Speaking of the Constitution, President Bush appreciates that its protections and rights would not be guaranteed to Americans prosecuted by the International Criminal Court. After all, the court is to adopt, and its activities are to be governed by, a hodgepodge of legal codes and practices. These will not, however, include such pillars of U.S. criminal jurisprudence as a trial by a jury of the defendant’s peers or the right to confront his or her accusers. The president cannot in good conscience agree to surrender cardinal principles of our Constitution to unaccountable international prosecutors, judges, and institutions.

Foreign governments and nongovernmental organizations have made no secret of their desire to use the Convention on Small Arms as a means of overriding Americans’ deeply cherished, if hotly contested, right to own and bear arms. While President Bush did go along with a new international agreement meant to make it more difficult to engage in illegal international trafficking in light weapons, he properly refused to subordinate domestic ownership of such weapons to supranational purview and dictates.

The Biological Weapons Convention would afford foreign intelligence services and business competitors access to many of the United States’s most sensitive proprietary processes and data in the fields of biotechnology and genetic engineering all without contributing appreciably to the deterrence or detection of covert and illegal BW activities.

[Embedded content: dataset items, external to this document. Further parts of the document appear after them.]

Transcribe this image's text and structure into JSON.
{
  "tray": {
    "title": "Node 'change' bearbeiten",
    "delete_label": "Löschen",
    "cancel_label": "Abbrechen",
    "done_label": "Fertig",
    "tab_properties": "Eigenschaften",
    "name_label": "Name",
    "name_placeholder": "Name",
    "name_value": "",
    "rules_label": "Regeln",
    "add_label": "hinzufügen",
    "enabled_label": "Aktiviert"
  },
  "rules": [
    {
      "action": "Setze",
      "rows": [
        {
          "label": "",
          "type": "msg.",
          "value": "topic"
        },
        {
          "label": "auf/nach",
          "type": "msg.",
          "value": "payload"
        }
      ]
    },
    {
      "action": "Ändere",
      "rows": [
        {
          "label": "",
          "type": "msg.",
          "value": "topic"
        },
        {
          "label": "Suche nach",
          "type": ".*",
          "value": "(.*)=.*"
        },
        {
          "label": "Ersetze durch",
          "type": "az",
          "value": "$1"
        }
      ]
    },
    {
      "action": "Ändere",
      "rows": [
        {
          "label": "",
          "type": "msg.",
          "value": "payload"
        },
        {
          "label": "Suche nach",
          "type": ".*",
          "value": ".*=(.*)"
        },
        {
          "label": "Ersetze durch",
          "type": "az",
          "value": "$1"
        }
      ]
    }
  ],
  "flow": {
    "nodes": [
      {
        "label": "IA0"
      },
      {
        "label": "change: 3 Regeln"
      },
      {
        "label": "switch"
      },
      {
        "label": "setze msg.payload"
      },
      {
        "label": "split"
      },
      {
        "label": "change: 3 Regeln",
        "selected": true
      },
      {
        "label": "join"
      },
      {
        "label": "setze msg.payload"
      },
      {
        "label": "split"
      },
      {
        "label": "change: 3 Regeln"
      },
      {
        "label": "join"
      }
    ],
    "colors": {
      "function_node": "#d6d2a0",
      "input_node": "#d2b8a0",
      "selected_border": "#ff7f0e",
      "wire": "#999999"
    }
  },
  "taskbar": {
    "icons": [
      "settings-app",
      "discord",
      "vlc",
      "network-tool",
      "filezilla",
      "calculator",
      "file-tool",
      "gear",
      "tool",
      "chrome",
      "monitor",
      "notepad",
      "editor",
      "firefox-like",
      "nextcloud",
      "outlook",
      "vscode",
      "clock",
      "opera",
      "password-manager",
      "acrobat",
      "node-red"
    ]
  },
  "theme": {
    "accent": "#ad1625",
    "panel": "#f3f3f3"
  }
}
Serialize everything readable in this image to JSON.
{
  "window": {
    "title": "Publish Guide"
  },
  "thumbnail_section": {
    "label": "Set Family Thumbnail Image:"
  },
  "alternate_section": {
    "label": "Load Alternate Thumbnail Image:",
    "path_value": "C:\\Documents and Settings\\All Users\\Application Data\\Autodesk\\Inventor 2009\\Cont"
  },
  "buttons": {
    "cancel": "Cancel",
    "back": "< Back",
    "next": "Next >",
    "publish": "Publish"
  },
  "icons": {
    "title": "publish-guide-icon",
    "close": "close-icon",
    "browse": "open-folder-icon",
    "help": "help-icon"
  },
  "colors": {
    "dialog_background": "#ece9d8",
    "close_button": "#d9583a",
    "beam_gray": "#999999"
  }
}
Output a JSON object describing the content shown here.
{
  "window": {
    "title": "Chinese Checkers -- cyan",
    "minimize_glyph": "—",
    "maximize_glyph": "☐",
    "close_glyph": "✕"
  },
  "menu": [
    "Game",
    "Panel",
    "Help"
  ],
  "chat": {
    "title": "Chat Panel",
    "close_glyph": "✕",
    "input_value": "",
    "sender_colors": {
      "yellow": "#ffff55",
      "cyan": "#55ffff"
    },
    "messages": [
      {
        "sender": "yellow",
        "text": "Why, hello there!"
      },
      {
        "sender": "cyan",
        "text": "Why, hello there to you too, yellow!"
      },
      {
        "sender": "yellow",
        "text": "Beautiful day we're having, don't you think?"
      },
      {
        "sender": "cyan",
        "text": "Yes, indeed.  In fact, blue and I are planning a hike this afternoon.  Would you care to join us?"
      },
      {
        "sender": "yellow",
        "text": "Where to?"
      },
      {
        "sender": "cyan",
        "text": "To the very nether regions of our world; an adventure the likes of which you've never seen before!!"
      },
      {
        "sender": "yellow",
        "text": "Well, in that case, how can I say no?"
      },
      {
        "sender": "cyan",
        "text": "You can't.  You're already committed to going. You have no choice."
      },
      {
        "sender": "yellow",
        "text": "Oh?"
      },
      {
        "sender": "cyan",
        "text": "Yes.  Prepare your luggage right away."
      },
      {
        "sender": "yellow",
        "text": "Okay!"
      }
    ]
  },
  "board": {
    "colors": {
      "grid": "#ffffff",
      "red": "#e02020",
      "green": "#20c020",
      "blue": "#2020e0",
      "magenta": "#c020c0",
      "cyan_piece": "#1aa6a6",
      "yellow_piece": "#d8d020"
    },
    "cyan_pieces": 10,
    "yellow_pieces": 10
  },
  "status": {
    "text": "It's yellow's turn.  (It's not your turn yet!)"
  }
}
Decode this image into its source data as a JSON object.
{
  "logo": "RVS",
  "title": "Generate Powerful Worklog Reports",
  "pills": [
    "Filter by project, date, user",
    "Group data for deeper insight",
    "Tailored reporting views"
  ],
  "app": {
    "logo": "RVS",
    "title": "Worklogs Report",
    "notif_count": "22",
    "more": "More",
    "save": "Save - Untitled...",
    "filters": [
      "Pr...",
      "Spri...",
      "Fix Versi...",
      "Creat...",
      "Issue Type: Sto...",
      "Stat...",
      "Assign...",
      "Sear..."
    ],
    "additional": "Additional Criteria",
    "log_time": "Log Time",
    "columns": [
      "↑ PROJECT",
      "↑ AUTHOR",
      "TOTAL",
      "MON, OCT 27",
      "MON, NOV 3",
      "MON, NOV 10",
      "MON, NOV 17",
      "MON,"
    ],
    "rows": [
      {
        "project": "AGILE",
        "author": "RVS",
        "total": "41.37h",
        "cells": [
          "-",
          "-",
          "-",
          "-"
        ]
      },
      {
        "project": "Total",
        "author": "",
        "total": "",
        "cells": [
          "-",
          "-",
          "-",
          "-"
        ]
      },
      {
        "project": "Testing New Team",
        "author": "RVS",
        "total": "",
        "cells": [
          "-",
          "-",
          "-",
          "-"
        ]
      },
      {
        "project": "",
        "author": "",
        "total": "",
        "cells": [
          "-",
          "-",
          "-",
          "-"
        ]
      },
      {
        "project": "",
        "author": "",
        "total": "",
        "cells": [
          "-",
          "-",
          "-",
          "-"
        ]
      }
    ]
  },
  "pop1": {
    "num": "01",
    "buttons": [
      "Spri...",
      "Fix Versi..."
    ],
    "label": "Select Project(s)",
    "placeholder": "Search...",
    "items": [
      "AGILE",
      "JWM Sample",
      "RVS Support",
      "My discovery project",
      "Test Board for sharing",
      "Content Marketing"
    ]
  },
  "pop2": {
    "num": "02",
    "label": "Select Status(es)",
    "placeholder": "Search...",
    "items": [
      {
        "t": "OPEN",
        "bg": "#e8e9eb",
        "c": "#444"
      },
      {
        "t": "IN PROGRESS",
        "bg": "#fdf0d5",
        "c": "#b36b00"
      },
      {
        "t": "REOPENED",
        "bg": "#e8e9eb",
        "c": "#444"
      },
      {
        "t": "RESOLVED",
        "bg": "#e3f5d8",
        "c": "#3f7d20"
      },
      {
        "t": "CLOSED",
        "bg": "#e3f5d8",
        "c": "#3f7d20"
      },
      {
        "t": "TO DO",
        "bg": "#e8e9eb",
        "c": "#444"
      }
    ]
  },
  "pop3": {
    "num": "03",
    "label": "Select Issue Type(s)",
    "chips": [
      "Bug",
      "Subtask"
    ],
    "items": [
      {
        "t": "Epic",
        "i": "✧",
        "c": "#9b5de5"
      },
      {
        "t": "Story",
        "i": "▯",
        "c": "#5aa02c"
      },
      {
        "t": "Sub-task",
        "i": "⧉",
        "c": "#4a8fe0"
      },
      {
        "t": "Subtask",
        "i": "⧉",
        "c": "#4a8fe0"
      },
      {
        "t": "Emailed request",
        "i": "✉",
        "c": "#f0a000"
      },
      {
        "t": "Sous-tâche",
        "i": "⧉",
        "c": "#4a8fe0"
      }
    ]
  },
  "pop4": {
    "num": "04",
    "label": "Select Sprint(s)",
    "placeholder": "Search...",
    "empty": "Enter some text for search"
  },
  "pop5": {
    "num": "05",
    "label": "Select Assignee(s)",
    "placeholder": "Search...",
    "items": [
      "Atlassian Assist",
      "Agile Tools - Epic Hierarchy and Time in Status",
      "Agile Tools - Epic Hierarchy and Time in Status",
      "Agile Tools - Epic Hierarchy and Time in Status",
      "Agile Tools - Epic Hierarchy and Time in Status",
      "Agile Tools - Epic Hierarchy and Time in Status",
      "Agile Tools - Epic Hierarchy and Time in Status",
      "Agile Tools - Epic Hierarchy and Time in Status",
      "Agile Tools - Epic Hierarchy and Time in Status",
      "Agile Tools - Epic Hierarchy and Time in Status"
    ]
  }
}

The United States already made this mistake once, in connection with the Chemical Weapons Convention (CWC). Thanks to that treaty, countries like Iran that are known to have ongoing covert chemical-weapons programs are being given a wholly unwarranted clean bill of health. Meanwhile, U.S. government facilities and private companies are being subjected to disruptive, potentially damaging, and certainly costly on-site inspections by an international inspectorate. America simply cannot afford to extend and compound the CWC’s damage to its cutting-edge industries in the highly competitive biotech and genetic-engineering fields.

It is regrettable that President Bush has been put in the position where he has to stand up again and again for American sovereignty which is now being threatened by so many ill-advised agreements. Had his immediate predecessor been more protective of our institutions, rights and equities, he would have refused to allow these accords to metastasize as they have. Interestingly, even Bill Clinton felt compelled to act in what would now be called a “unilateral” fashion by refusing to sign onto a fatally flawed ban on anti-personnel landmines. He also declined to recommend to the Senate ratification of the ICC Treaty in its present form which he described as “deeply flawed,” even though at the last moment he buckled into pressure to sign it.

Clearly, it would be far easier for Mr. Bush to go with the flow, earning the kudos of the chattering classes at home and abroad by allowing agreements reflecting the lowest common denominator of scores of nations to become part of the growing body of supranational institutions and legal structures. It is to the president’s great credit that he has not done so, given the high costs associated with such a course of action.

When all is said and done, though, not only will the United States be better off as a nation if George W. Bush succeeds in enhancing American sovereignty than if he embraces treaties that erode it. With its economic and military strength and constitutional arrangements secure, America will also be a more effective and engaged world power. That will benefit every law-abiding member of the “international community” far more so than they would from any number of agreements with those who do not respect the rule of law or intend to honor their treaty commitments pursuant to it.